The works of John Ralston Saul, Edward de Bono and Paulo Freire are particularly informative. We also owe a debt to the work of Carl Jung.

The weaving of theories and abstractions with practical applications requires the messy application of emerging paradigms to assist us with this task. We have not completed this process. Even if such completion were desirable, it is unlikely to ever be achieved. All we can do is to add to the growing body of knowledge that relates us to the universe. The acceptance that art and theatre is somehow integral in this process is a hunch that needs backing if it is going to be fully tried and utilized. The very least achievement will be engaging theatre. The very best will be an advancement of our understanding of ourselves as social beings in relation to an even greater entity through which we exist.

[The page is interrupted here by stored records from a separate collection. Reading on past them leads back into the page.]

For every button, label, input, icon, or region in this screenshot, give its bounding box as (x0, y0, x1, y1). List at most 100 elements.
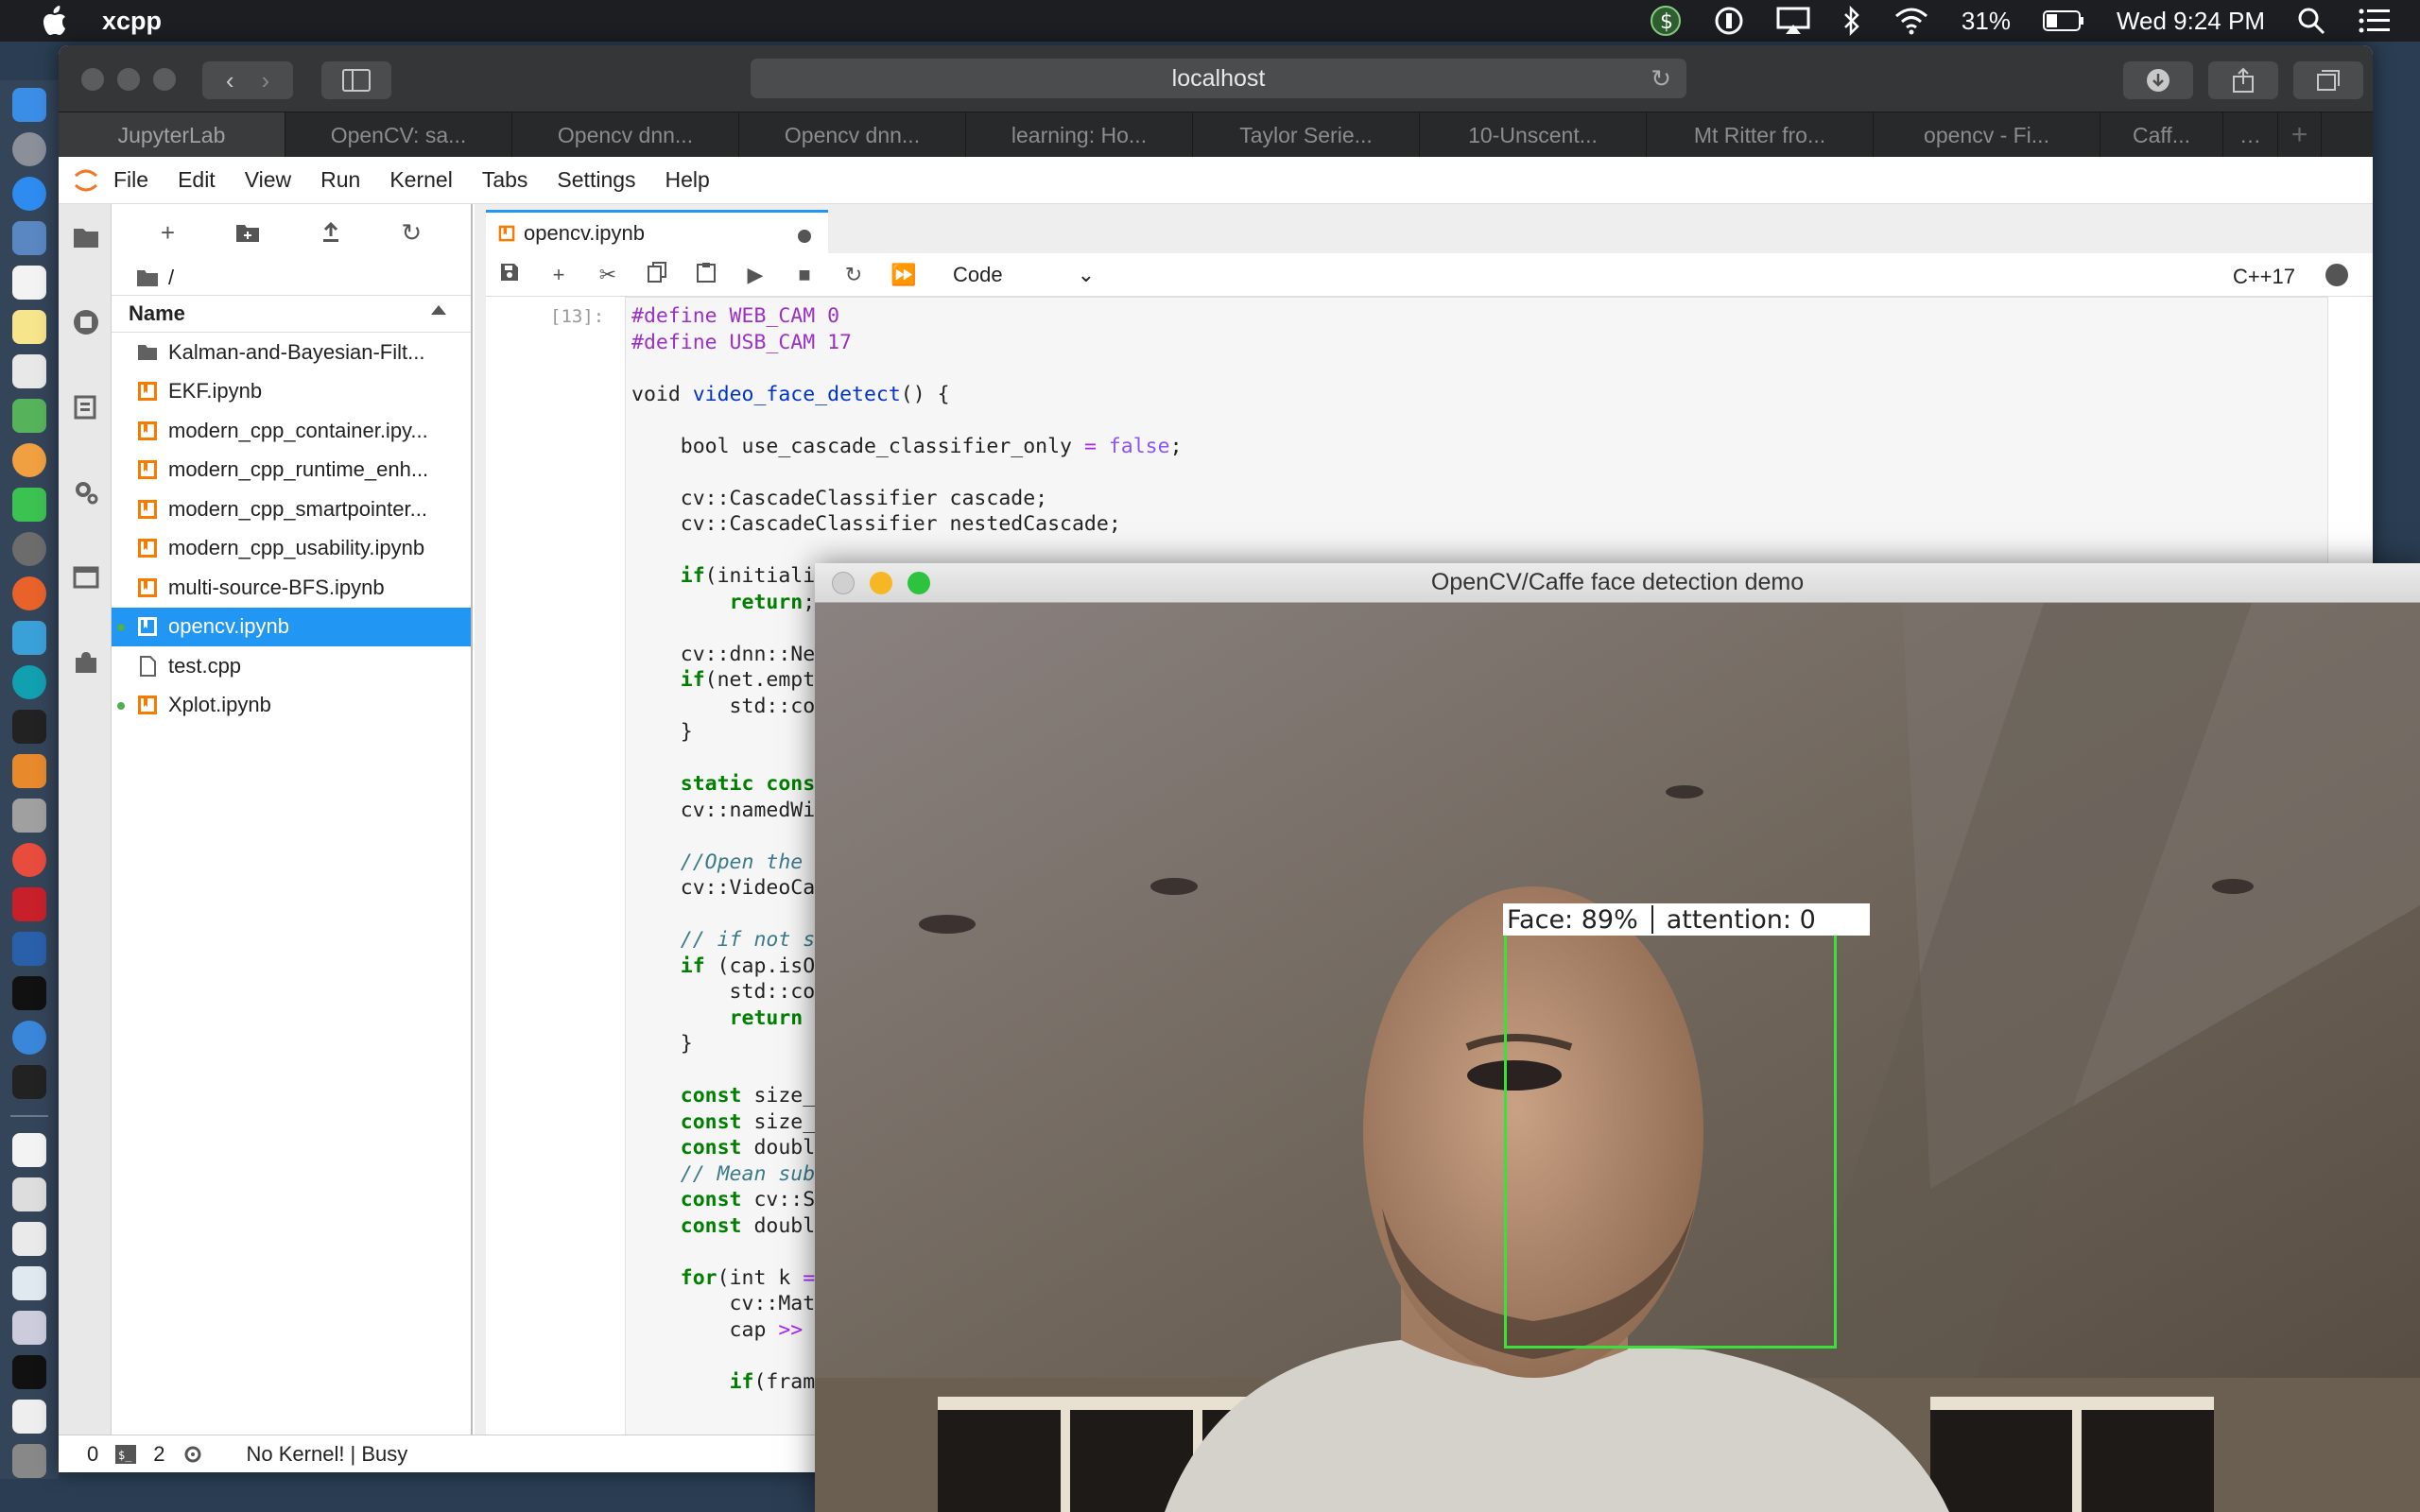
opencv-window-titlebar[interactable]: OpenCV/Caffe face detection demo (815, 563, 2420, 603)
active-app-name[interactable]: xcpp (102, 7, 162, 36)
money-status-icon[interactable]: $ (1650, 5, 1682, 37)
menu-edit[interactable]: Edit (178, 167, 216, 193)
chrome-icon[interactable] (12, 843, 46, 877)
menu-tabs[interactable]: Tabs (482, 167, 528, 193)
file-item[interactable]: modern_cpp_usability.ipynb (112, 529, 471, 569)
airplay-icon[interactable] (1776, 7, 1810, 35)
name-column-header[interactable]: Name (129, 301, 185, 326)
opencv-close-button[interactable] (832, 572, 855, 594)
cell-type-dropdown[interactable]: Code ⌄ (953, 263, 1095, 287)
spotlight-search-icon[interactable] (2297, 7, 2325, 35)
menu-file[interactable]: File (113, 167, 148, 193)
code-line[interactable] (631, 407, 2327, 434)
insert-cell-icon[interactable]: + (546, 263, 571, 287)
acrobat-icon[interactable] (12, 887, 46, 921)
new-launcher-icon[interactable]: + (161, 218, 175, 248)
browser-tab[interactable]: JupyterLab (59, 112, 285, 158)
opencv-minimize-button[interactable] (870, 572, 892, 594)
kernel-name[interactable]: C++17 (2233, 265, 2295, 289)
open-tabs-icon[interactable] (72, 563, 100, 592)
sidebar-toggle-button[interactable] (321, 61, 391, 99)
property-inspector-gear-icon[interactable] (72, 478, 100, 507)
code-line[interactable] (631, 355, 2327, 382)
reload-icon[interactable]: ↻ (1651, 64, 1671, 94)
file-item[interactable]: EKF.ipynb (112, 372, 471, 412)
interrupt-stop-icon[interactable]: ■ (792, 263, 817, 287)
window-thumbnail-icon[interactable] (12, 1222, 46, 1256)
file-item[interactable]: modern_cpp_runtime_enh... (112, 451, 471, 490)
file-list-header[interactable]: Name (112, 295, 471, 333)
tab-overflow-indicator[interactable]: … (2223, 112, 2278, 158)
kernel-status-text[interactable]: No Kernel! | Busy (247, 1442, 408, 1467)
clock[interactable]: Wed 9:24 PM (2117, 7, 2265, 36)
code-line[interactable] (631, 538, 2327, 564)
safari-icon[interactable] (12, 177, 46, 211)
menu-kernel[interactable]: Kernel (389, 167, 452, 193)
info-status-icon[interactable] (1714, 6, 1744, 36)
console-icon[interactable] (12, 1065, 46, 1099)
running-stop-icon[interactable] (72, 308, 100, 336)
preview-icon[interactable] (12, 221, 46, 255)
file-item-selected[interactable]: opencv.ipynb (112, 607, 471, 646)
new-tab-button[interactable]: + (2278, 112, 2322, 158)
unsaved-changes-icon[interactable] (798, 230, 811, 243)
file-item[interactable]: test.cpp (112, 646, 471, 686)
commands-palette-icon[interactable] (72, 393, 100, 421)
code-line[interactable]: void video_face_detect() { (631, 382, 2327, 408)
apple-icon[interactable] (38, 6, 76, 35)
battery-percent[interactable]: 31% (1962, 7, 2011, 36)
file-item[interactable]: modern_cpp_container.ipy... (112, 411, 471, 451)
browser-tab[interactable]: Opencv dnn... (512, 112, 739, 158)
maps-icon[interactable] (12, 399, 46, 433)
window-zoom-button[interactable] (153, 68, 176, 91)
code-line[interactable]: #define USB_CAM 17 (631, 330, 2327, 356)
battery-icon[interactable] (2042, 9, 2084, 32)
breadcrumb-path[interactable]: / (168, 266, 174, 290)
window-thumbnail-icon[interactable] (12, 1266, 46, 1300)
home-folder-icon[interactable] (136, 268, 159, 287)
reminders-icon[interactable] (12, 354, 46, 388)
code-line[interactable] (631, 459, 2327, 486)
trash-icon[interactable] (12, 1444, 46, 1478)
window-thumbnail-icon[interactable] (12, 1177, 46, 1211)
app-icon-wave[interactable] (12, 621, 46, 655)
extension-manager-puzzle-icon[interactable] (72, 648, 100, 677)
restart-kernel-icon[interactable]: ↻ (841, 263, 866, 287)
finder-icon[interactable] (12, 88, 46, 122)
show-all-tabs-button[interactable] (2293, 61, 2363, 99)
window-close-button[interactable] (81, 68, 104, 91)
window-thumbnail-icon[interactable] (12, 1355, 46, 1389)
upload-icon[interactable] (320, 222, 341, 243)
calendar-icon[interactable] (12, 266, 46, 300)
sublime-text-icon[interactable] (12, 754, 46, 788)
window-thumbnail-icon[interactable] (12, 1311, 46, 1345)
browser-tab[interactable]: OpenCV: sa... (285, 112, 512, 158)
file-item[interactable]: Xplot.ipynb (112, 686, 471, 726)
code-line[interactable]: bool use_cascade_classifier_only = false… (631, 434, 2327, 460)
menu-settings[interactable]: Settings (557, 167, 635, 193)
notebook-tab[interactable]: opencv.ipynb (486, 210, 828, 253)
window-minimize-button[interactable] (117, 68, 140, 91)
browser-tab[interactable]: Mt Ritter fro... (1647, 112, 1874, 158)
firefox-icon[interactable] (12, 576, 46, 610)
menu-help[interactable]: Help (666, 167, 710, 193)
back-forward-buttons[interactable]: ‹ › (202, 61, 293, 99)
bluetooth-icon[interactable] (1842, 6, 1861, 36)
browser-tab[interactable]: Taylor Serie... (1193, 112, 1420, 158)
arduino-icon[interactable] (12, 665, 46, 699)
code-line[interactable]: cv::CascadeClassifier nestedCascade; (631, 511, 2327, 538)
paste-icon[interactable] (694, 262, 718, 288)
terminal-icon[interactable] (12, 976, 46, 1010)
forward-icon[interactable]: › (261, 66, 269, 95)
app-icon-blue[interactable] (12, 1021, 46, 1055)
save-icon[interactable] (497, 263, 522, 287)
file-item[interactable]: Kalman-and-Bayesian-Filt... (112, 333, 471, 372)
browser-tab[interactable]: learning: Ho... (966, 112, 1193, 158)
file-item[interactable]: multi-source-BFS.ipynb (112, 568, 471, 608)
browser-tab[interactable]: 10-Unscent... (1420, 112, 1647, 158)
back-icon[interactable]: ‹ (226, 66, 234, 95)
file-item[interactable]: modern_cpp_smartpointer... (112, 490, 471, 529)
cut-icon[interactable]: ✂ (596, 263, 620, 287)
notification-center-icon[interactable] (2358, 8, 2392, 34)
run-icon[interactable]: ▶ (743, 263, 768, 287)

Having said this, Freire's concept of praxis is particularly useful; however it is outside the closed reference points offered by most theatre arts critiques and rationales for organization and evaluation. We accept its basic premises and wish to apply it to artistic product and creation. While Saul offers the most useful philosophical framework, de Bono offers highly significant and practical methods for implementation of creative processes and stimulating thinking on an individual level. The assumption in all of this is that our artistic product is not isolated from the labour of the rest of humanity.

In short, it means we are developing open systems of practice rather than the closed systems of operation mostly seen in theatre arts organization and programming.